Tra gli arrestati ci sono anche Sebastiano Mazzei e Rosa Morace, figlio e nuora del capo della cosca, Santo Mazzei, al quale l’ ordine di custodia è stato notificato nel carcere in cui è detenuto per scontare una condanna all’ ergastolo. l’ inchiesta è basata su due anni di indagini svolte dalla squadra mobile di Catania, che ha individuato in ''Nuccio' Mazzei il nuovo reggente dell’ organizzazione. Nella cosca avrebbe avuto un ruolo di rilievo anche sua moglie, Rosa Morace, che è indagata per associazione mafiosa e per traffico di droga. Le indagini presero spunto da un tentativo di omicidio di ''pulizia interna'' contro un appartenente di spessore dello stesso gruppo criminale.
Il boss Santo Mazzei, secondo quanto riferito da più collaboratori di giustizia, fu fatto uomo d' onore su richiesta del capo dei capi, Toto' Riina, per contrastare il potere di Benedetto Santapaola che non aveva condiviso la decisione dei Corleonesi di avviare la stagioni delle stragi di mafia.

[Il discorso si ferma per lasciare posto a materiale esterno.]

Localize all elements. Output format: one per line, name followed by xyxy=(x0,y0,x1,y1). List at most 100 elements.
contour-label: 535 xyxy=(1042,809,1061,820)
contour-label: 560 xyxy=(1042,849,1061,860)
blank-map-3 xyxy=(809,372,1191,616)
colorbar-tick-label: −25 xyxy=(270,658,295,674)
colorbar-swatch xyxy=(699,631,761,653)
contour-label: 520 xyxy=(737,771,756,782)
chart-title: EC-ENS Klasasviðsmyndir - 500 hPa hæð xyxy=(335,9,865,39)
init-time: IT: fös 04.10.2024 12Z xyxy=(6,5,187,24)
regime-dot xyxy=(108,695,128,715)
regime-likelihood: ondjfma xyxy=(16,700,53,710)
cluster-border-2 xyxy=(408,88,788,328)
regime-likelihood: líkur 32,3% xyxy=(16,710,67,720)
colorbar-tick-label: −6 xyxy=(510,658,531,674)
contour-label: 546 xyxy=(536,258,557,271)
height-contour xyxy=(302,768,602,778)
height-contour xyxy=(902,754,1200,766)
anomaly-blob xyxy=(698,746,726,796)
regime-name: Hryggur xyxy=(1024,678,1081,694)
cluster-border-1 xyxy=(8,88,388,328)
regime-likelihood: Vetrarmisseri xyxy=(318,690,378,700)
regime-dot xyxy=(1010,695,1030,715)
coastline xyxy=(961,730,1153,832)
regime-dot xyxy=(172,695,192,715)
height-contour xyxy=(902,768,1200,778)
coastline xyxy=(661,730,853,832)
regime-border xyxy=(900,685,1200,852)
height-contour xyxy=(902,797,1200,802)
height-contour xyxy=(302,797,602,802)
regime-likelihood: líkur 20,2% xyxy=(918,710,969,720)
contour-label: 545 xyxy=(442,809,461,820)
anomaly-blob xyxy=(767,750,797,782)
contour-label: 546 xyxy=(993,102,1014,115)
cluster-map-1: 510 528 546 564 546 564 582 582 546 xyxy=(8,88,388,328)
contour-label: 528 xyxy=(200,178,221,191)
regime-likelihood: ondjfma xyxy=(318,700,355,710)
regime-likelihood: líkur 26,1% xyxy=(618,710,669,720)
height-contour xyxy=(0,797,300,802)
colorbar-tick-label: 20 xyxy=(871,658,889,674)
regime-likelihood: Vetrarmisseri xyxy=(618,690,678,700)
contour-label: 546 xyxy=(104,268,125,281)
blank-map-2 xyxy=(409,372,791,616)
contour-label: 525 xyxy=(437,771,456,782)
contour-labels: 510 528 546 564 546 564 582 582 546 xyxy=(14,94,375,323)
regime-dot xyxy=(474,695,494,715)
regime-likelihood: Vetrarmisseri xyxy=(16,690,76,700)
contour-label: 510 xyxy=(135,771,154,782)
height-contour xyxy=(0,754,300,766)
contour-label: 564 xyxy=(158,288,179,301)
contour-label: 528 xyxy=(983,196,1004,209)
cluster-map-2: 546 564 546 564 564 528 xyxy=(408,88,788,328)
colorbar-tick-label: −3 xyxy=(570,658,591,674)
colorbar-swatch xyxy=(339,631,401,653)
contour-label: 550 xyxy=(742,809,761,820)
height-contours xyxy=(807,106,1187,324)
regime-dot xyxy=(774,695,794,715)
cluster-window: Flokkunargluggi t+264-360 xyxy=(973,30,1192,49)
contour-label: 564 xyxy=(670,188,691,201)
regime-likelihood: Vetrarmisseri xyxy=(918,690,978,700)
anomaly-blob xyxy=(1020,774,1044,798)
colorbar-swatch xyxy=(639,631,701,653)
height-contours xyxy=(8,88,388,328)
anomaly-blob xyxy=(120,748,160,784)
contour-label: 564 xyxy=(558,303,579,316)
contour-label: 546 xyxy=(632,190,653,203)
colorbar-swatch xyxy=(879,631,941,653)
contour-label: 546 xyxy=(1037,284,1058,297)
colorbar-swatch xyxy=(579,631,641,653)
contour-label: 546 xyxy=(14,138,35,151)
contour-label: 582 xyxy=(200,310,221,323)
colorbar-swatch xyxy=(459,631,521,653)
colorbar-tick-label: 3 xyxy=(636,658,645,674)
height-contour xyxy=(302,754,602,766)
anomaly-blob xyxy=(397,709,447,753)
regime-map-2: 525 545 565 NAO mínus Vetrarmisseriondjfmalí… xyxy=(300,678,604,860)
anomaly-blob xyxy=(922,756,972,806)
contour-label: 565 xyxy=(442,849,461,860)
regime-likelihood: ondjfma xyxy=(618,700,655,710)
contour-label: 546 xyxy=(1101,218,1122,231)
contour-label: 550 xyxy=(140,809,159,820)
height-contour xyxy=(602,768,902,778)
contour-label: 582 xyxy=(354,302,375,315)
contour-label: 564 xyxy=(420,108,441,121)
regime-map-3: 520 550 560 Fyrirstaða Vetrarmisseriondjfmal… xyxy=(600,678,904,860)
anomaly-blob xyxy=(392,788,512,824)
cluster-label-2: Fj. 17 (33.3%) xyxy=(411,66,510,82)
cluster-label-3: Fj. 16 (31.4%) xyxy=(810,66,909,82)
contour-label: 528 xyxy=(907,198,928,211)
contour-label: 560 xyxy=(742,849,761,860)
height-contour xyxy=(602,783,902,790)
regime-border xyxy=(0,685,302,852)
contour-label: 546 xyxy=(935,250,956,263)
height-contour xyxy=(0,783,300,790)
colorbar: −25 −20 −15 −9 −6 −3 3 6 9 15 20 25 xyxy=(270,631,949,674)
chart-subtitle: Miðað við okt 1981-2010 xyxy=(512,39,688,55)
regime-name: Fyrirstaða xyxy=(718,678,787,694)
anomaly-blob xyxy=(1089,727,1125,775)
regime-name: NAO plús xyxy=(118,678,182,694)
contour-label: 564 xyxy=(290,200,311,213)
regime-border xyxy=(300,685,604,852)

l’ operazione è stata denominata ''Traforo'' e ha consentito di azzerare l’ organigramma della famiglia Mazzei. Gli arrestati sono accusati a vario titolo di associazione mafiosa, traffico di sostanze stupefacenti, rapine, estorsioni e tentativi di omicidio. Secondo le indagini, il clan avrebbe mutato il sistema palermitano dell’ organizzazione a carattere verticistico. l’ organizzazione è suddivisa in singoli gruppi, ciascuno dei quali è affidato a un responsabile di ''quartierè': ai vertici per la ''squadra'' di Catania vi erano Angelo Privitera e Sebastiano Mazzei. Per la ''squadra'' di Misterbianco-Lineri, vi era Orazio Coppola. Le indagini cominciarono alla fine del 1998, quando gli investigatori ritennero che Michele Cuffari, all’ epoca rinchiuso nel carcere di Rebibbia, rivestisse una posizione di rilievo nel clan, allora diretto da Santo Mazzei. Le indagini evidenziarono che Cuffari gestiva il clan per conto di Mazzei, il quale, essendo sottoposto al 41 bis, non poteva comunicare agevolmente con gli affiliati. Le indagini hanno permesso di scoprire l’ esistenza di una lotta intestina per la leadership all’ interno del clan, che sarebbe sfociata in due tentativi di omicidio, quello di Orazio Coppola, avvenuto l’ 11 novembre del 1999, e quello di Rosario Sciuto, avvenuto una settimana dopo. Mandanti ed esecutori del primo sarebbero stati Santo Di Benedetto, Matteo Orazio Gianguzzo, Giambattista Motta, Angelo Privitera e Rosario Sciuto. Lo stesso Orazio Coppola, insieme con Domenico Bertolo, sarebbe stato mandante ed esecutore del tentativo di omicidio di Rosario Sciuto.
l’ organizzazione avrebbe inoltre organizzato un traffico di cocaina e marijuana acquistata in Calabria. Prova ne è stato l’ arresto, venuto il 26 giugno del 2000, di Agatino Costantino, Santo Scardaci e Sebastiano Ierna, trovati in possesso di due chilogrammi di cocaina.